There were queers who reached out and touched my leg and I demanded to be let out then and there---wherever I was, even on a lonely stretch of road. Once a guy showed me a huge roll of hundred dollar bills while driving, then showed me a pistol to prove he was loaded but would blow anybody away that wanted his money. Most of the time it was a nice guy or couple. Caught rides on the back of pickups, or cattle trucks with plenty residue from their erstwhile bovine passengers on the bed of the truck and you took your chances on trying to find a place to sit, and more often than not, black people would be willing to help, needing help themselves most of the time.

We never thought much about hitchhiking. I would catch rides from my little town to Highway 80, which ran north and south from Shreveport all the way to New Orleans, through Baton Rouge, a distance of nearly 300 miles. I did this many times, without a single problem in the fifties.

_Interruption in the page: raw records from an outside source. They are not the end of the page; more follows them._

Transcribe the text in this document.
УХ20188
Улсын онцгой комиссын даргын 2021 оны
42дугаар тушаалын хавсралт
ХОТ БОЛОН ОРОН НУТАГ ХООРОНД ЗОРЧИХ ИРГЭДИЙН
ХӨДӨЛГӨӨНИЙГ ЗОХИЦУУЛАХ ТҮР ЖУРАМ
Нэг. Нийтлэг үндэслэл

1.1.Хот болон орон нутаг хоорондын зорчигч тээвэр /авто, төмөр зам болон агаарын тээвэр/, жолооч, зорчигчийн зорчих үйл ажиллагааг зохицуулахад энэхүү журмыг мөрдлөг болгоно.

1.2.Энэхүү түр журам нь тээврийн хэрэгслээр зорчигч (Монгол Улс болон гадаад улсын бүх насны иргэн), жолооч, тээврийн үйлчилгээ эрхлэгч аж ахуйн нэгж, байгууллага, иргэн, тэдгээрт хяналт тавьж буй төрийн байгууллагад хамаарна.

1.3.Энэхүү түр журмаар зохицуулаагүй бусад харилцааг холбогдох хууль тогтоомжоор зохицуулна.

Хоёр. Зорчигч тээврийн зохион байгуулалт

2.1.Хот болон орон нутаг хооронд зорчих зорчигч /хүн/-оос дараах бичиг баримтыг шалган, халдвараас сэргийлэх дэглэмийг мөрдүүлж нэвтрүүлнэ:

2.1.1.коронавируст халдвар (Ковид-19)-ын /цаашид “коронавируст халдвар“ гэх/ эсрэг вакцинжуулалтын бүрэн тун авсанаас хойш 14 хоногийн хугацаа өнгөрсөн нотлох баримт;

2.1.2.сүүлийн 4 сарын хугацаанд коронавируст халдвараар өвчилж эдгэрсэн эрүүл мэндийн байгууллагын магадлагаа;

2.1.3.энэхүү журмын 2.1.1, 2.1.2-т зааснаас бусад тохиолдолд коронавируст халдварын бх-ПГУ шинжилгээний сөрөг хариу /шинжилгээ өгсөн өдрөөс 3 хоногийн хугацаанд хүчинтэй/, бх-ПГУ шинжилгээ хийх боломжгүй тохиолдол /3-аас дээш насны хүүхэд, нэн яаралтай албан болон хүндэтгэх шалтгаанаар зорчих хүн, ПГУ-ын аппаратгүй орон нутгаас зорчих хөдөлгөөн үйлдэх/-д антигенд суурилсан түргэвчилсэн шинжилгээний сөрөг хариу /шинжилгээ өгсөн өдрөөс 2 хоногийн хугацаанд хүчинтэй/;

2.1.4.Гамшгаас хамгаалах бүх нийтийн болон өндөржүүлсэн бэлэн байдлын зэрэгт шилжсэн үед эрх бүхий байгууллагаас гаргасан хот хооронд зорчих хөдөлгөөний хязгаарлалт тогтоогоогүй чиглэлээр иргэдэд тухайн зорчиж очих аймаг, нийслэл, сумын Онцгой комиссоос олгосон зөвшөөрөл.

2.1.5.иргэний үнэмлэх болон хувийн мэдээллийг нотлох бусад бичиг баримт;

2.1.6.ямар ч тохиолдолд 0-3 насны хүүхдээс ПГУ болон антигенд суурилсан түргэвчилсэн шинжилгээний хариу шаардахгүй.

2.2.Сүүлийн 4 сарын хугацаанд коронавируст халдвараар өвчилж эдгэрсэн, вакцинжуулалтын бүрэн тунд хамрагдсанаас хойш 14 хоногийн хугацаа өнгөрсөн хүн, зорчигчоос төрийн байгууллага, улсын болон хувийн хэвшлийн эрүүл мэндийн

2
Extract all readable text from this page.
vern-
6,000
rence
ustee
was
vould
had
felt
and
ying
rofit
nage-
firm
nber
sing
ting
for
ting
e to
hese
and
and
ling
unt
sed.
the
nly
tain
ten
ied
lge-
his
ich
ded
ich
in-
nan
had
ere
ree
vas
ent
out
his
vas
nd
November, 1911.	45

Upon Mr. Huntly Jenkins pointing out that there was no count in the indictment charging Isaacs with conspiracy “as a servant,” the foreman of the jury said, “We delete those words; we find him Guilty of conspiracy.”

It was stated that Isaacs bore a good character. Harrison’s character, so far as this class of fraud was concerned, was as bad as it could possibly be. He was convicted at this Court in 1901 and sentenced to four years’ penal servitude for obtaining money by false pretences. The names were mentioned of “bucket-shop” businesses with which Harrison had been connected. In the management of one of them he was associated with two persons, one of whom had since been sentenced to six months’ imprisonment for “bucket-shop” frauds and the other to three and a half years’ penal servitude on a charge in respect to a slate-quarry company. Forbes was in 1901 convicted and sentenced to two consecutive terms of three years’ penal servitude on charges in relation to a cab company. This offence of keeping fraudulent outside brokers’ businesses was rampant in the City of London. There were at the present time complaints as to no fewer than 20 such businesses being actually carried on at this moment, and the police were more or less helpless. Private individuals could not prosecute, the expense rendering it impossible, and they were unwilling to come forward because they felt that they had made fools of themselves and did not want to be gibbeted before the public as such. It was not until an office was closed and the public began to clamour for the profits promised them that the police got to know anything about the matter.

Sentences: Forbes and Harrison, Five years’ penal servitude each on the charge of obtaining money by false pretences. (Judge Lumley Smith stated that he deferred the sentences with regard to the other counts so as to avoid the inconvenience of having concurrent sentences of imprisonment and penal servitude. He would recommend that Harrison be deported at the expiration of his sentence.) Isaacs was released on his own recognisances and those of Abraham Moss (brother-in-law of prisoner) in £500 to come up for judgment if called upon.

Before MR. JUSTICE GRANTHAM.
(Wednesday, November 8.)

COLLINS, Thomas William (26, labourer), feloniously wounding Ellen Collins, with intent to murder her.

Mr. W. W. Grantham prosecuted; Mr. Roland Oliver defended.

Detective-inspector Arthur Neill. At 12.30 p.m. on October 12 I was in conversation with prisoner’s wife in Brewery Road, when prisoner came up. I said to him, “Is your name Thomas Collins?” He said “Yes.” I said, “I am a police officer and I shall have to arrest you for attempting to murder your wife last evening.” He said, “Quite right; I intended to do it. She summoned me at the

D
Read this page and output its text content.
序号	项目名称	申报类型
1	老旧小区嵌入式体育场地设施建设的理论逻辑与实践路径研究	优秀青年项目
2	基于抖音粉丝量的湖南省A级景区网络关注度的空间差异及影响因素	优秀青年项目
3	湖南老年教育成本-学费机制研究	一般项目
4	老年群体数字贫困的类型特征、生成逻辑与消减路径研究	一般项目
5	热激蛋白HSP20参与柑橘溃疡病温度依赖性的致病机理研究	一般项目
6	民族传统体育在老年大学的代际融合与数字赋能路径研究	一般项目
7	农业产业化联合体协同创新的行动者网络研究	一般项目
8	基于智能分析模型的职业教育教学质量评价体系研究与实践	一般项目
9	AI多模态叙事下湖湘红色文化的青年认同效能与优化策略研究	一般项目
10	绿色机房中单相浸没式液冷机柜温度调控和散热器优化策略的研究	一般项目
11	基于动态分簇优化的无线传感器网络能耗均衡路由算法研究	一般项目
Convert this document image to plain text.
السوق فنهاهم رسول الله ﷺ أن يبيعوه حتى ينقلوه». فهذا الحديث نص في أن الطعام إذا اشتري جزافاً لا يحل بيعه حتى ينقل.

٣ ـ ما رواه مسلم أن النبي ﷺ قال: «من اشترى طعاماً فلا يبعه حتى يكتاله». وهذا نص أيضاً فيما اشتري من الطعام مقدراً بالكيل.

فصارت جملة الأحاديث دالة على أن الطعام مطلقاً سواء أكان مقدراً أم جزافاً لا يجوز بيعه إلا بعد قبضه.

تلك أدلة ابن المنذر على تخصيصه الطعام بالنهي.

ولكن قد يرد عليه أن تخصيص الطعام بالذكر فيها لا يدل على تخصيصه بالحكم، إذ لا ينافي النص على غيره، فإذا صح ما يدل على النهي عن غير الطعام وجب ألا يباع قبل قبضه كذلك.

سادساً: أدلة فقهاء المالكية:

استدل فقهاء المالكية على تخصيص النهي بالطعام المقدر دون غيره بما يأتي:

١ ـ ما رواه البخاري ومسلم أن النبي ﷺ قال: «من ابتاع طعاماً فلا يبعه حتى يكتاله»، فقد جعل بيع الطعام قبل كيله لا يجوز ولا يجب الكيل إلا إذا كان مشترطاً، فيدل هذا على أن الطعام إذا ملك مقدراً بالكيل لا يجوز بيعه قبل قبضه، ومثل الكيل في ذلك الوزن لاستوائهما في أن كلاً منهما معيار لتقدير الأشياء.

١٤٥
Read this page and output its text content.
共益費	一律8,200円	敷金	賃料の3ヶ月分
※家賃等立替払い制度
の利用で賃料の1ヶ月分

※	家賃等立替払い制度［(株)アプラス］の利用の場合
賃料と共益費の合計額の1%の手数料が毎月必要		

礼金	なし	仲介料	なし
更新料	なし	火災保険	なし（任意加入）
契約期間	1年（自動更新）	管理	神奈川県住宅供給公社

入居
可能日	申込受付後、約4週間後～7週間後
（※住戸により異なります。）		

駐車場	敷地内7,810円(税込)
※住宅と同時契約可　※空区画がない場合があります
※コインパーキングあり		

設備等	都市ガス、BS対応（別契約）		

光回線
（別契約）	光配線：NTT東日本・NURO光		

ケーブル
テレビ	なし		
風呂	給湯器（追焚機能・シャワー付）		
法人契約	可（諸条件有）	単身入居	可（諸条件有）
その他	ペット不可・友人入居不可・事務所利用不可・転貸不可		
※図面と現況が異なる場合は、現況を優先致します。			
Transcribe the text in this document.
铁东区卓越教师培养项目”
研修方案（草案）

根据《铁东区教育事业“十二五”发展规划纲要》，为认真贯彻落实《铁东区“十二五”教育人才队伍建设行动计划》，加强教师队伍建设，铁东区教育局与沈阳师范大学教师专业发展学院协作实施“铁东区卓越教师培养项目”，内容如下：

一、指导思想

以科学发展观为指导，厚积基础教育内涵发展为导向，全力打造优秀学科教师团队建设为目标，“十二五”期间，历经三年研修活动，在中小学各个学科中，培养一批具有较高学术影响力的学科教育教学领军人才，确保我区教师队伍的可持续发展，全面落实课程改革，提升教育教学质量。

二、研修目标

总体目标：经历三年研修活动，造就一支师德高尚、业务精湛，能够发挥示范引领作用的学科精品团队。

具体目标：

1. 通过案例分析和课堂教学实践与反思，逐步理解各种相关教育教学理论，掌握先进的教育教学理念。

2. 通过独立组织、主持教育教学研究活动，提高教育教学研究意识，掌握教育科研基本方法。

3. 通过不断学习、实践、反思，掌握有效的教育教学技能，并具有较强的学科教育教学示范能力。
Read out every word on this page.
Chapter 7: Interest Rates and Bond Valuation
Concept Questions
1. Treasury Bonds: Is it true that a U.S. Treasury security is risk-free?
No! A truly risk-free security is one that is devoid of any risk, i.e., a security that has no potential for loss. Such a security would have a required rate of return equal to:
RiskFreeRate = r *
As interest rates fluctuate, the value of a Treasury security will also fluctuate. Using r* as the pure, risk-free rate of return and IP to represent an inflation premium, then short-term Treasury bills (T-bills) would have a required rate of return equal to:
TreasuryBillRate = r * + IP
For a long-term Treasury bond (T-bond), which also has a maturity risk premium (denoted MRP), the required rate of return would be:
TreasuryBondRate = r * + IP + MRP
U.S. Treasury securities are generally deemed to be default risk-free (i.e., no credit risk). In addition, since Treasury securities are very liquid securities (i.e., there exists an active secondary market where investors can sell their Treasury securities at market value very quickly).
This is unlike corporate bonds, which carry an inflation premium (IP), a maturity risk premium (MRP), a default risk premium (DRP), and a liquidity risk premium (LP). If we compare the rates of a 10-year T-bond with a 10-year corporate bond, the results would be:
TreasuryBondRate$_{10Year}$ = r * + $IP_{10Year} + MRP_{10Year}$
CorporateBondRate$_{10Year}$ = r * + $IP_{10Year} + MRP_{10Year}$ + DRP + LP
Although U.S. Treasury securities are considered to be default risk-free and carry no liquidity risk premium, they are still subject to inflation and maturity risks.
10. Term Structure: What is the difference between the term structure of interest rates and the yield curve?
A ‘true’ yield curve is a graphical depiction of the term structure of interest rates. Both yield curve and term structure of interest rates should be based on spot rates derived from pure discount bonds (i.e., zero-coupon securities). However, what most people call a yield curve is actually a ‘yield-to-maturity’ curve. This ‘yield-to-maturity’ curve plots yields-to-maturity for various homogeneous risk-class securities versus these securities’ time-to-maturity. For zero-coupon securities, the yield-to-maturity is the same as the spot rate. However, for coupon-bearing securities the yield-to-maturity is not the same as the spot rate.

I was a kid, still a teenager, and until I got a car this was my way of going places by myself. By the way, there were no speed limits on those two lane roads, and driving eighty and ninety was not unusual. No seat belts either or air conditioning. Probably no higher accident rate then than now. Mellow memories. I had a sense of freedom that I had forgotten. Of course, the couple hitchhiking in the poem that follows didn’t involve much freedom for them—it was a different kind of freedom. Then was Janis Joplin’s Me’n Bobby Magee a kind of freedom?. That kind of freedom feels quite wonderful as a memory.LDS



HITCHHIKERS
by Charles Simic
After a Walker Evans photograph from the thirties

Hard times brought them out early
On this dreary stretch of road
Carrying a suitcase and a bedroll
With a frying pan tied to it,
The kind you use over a campfire
When a moss-covered log is your pillow.

He's hopeful and she's ashamed
To be asking a stranger to take them
Away from here in a cloud of flying
Gravel and dust, past leafless trees
With their snarled and pointy little twigs.
A man and a woman catching a ride
To where water tastes like cherry wine.

She'll work as a maid or a waitress,
He'll pump gas or rob banks.
They'll buy a car as big as a hearse
To make their fast getaway,
Not forgetting to stop for you, mister,
If you are down on your luck yourself.